Que risque un pays qui viole une résolution ?
Tout dépend des circonstances. Dans tous les cas, le droit international est complexe, parfois difficile à appliquer. Prenons l’exemple de la guerre du Golfe, qui est un cas d’école. Nous avons ici un Etat, l’Irak, qui avait violé le droit international en envahissant un autre pays, le Koweït. La « communauté internationale », presque unanime sur cette question, a voulu contraindre cet Etat à revenir sur son action, puis le punir. Pour Israël, il y a une division au sein de cette même « communauté internationale », sur les moyens d’obliger Israël à appliquer les résolutions. Le Conseil de sécurité est un reflet du monde et des rapports de force sur la scène internationale. On peut déplorer que certaines de ses résolutions ne soient pas plus appliquées, mais c’est intrinsèque à la nature même du Conseil, qui est interétatique. De plus, il faut différencier les résolutions votées à l’unanimité et celles pour lesquelles des membres du Conseil de sécurité s’abstiennent. L’unanimité symbolise le consensus et cela donne un poids politique plus important à une résolution.
Finalement, les résolutions ont-elles un impact réel sur les pays visés, en particulier Israël ?
Israël n’aime pas être montré du doigt. Or, avec ses résolutions, l’ONU pointe du doigt la politique d’un Etat. Cela a forcément un impact politique voire psychologique ; les résolutions disent ce qui est bien et ce qui est mal, cela a un poids politique. Mais il ne faut pas espérer un changement en un jour, on va plutôt mesurer l’efficacité des résolutions en décennies. Les textes du Conseil de sécurité permettent d’exercer des pressions, notamment lorsque les résolutions s’accumulent.
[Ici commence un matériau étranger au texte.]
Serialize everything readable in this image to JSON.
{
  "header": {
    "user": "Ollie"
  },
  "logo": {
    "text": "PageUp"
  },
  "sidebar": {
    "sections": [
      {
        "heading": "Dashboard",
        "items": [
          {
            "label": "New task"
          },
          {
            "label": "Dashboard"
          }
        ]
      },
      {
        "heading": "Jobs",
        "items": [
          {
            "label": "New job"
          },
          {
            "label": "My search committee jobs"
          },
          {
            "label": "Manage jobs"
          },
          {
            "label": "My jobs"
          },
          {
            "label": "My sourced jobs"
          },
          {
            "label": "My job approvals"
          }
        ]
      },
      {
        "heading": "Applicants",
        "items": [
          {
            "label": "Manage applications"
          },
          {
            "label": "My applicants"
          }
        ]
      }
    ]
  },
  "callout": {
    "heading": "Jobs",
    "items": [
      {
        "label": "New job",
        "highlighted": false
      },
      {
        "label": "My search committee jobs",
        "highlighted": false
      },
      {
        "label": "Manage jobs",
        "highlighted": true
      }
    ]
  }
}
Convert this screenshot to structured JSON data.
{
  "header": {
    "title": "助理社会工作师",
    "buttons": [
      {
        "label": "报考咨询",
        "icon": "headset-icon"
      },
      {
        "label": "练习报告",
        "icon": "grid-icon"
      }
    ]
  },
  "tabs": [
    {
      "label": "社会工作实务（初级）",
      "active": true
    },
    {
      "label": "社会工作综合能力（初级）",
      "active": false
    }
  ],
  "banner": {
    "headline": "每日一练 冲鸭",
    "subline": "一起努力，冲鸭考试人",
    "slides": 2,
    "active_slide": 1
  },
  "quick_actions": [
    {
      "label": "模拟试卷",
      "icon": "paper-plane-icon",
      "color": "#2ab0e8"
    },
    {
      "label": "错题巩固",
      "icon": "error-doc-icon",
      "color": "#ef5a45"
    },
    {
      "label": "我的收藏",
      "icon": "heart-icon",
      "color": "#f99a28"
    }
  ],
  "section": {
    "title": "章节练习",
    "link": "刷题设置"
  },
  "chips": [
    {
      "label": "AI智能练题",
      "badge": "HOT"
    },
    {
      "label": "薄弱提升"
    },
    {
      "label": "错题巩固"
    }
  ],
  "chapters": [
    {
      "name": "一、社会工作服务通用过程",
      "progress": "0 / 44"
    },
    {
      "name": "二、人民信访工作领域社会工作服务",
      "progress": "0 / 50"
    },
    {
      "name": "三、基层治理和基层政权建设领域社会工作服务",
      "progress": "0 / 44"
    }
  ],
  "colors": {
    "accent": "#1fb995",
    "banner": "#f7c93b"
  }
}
C’est ce qui s’est passé pour l’Afrique du Sud avec le régime d’apartheid. Dans ce cas, c’était l’Assemblée générale de l’ONU qui avait multiplié les résolutions et cette pression internationale a aidé à faire bouger les choses. Si certaines résolutions permettent d’agir à court terme, comme pour la guerre du Golfe, il faut souvent du temps. Mais ce corpus de textes à l’encontre d’Israël montre quelque chose.
* « Le Conseil de sécurité, entre impuissance et toute puissance », 2016, Paris, éditions du CNRS, collection Biblis, 425 pages. Ouvrage dirigé par Alexandra Novosseloff. http://www.cnrseditions.fr/geopolitique/7232-le-conseil-de-securite-des-nations-unies.html]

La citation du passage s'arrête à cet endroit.